Your startup should never have to pay $$$ to pitch to potential investors. Period. Jason Calacanis authored an epic post on the topic of paying to pitch as well. It’s a great read.
Just remember that no matter how hard it is to source funds, your startup should never have to cough up its own funds. Nominal fees that cover cost of attendance are somewhat ok, but if the fees seem like they could pay overhead for the whole year for a potential angel investor group, then I would pass.
Brad Sugars of Action International has published an article titled “6 Biggest Mistakes in Raising Startup Capital.” In the article, Brad lists the following as the 6 biggest mistakes you can make when raising capital for your startup:
1. Half-baked business plans
2. Focusing too much on the idea and too little on the management
3. Not asking for enough money
4. Having too many lenders or investors
5. Failing to get the proper legal agreements
6. Poor cash flow management
So far on The Startup Lawyer, I’ve talked to you about the benefits of keeping the number of your investors low (#4 above). And for the most part, this blog is dedicated to ensuring you conduct your startup company in the proper legal way (#5 above).
If you can’t self-fund your startup company and must take on investors, keep the number of your investors as low as possible.

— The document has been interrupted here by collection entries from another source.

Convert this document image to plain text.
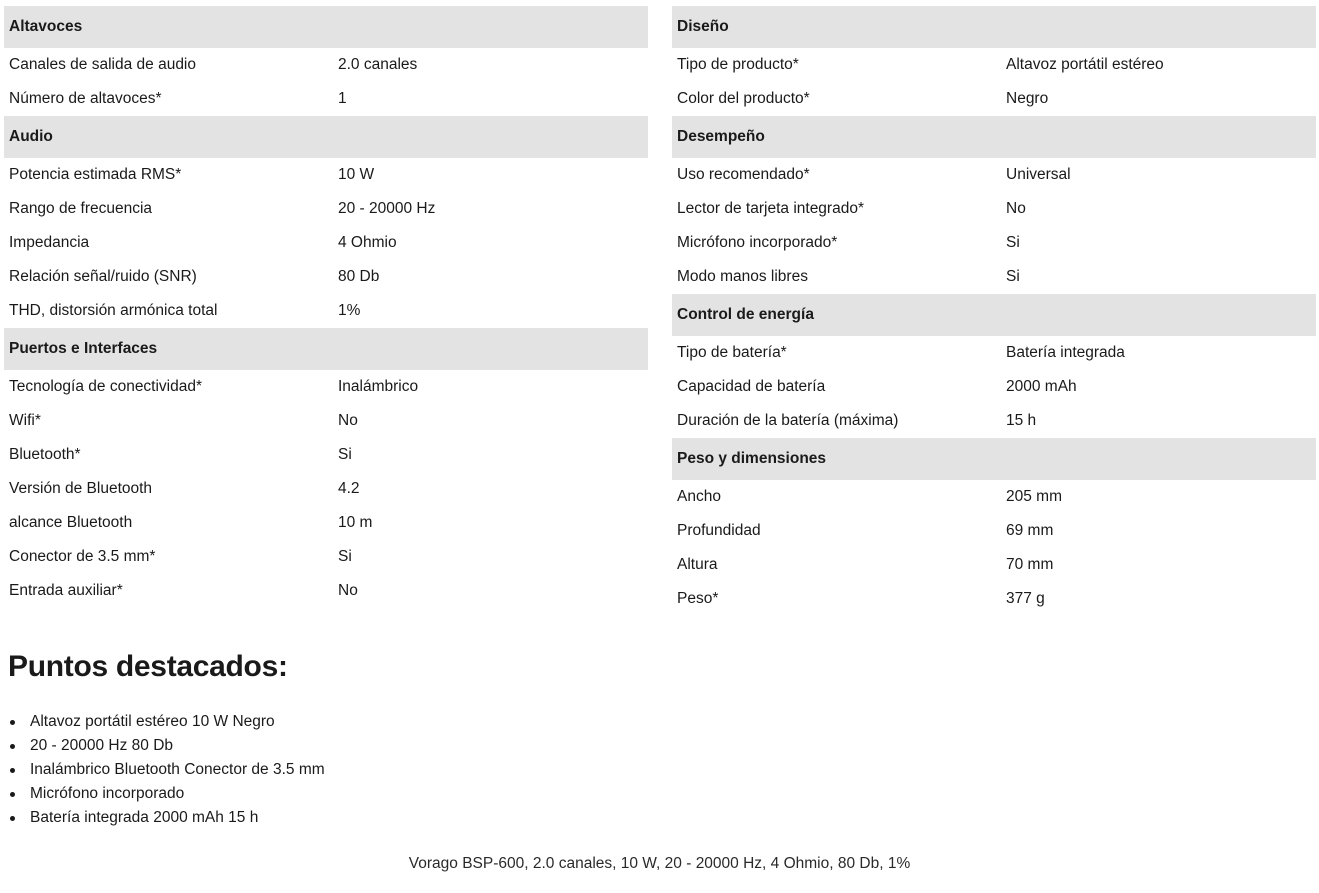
Altavoces
Canales de salida de audio	2.0 canales
Número de altavoces*	1
Audio
Potencia estimada RMS*	10 W
Rango de frecuencia	20 - 20000 Hz
Impedancia	4 Ohmio
Relación señal/ruido (SNR)	80 Db
THD, distorsión armónica total	1%
Puertos e Interfaces
Tecnología de conectividad*	Inalámbrico
Wifi*	No
Bluetooth*	Si
Versión de Bluetooth	4.2
alcance Bluetooth	10 m
Conector de 3.5 mm*	Si
Entrada auxiliar*	No
Diseño
Tipo de producto*	Altavoz portátil estéreo
Color del producto*	Negro
Desempeño
Uso recomendado*	Universal
Lector de tarjeta integrado*	No
Micrófono incorporado*	Si
Modo manos libres	Si
Control de energía
Tipo de batería*	Batería integrada
Capacidad de batería	2000 mAh
Duración de la batería (máxima)	15 h
Peso y dimensiones
Ancho	205 mm
Profundidad	69 mm
Altura	70 mm
Peso*	377 g
Puntos destacados:
Altavoz portátil estéreo 10 W Negro
20 - 20000 Hz 80 Db
Inalámbrico Bluetooth Conector de 3.5 mm
Micrófono incorporado
Batería integrada 2000 mAh 15 h
Vorago BSP-600, 2.0 canales, 10 W, 20 - 20000 Hz, 4 Ohmio, 80 Db, 1%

A low number of investors will reduce your startup company’s transaction costs and headaches associated with raising funds.
I’d rather my client raise $90k from one investor than $100k collectively from ten based upon the transaction costs my client would suffer both during the fundraising process and in the future. My client might have to cut back on Aerons, but it’s much easier to keep one person happy than ten.
If you have no choice but to take on a large number of investors, request that your investors form their own LLC. Have the LLC be your startup company’s investor and therefore you only have to deal directly with one investor.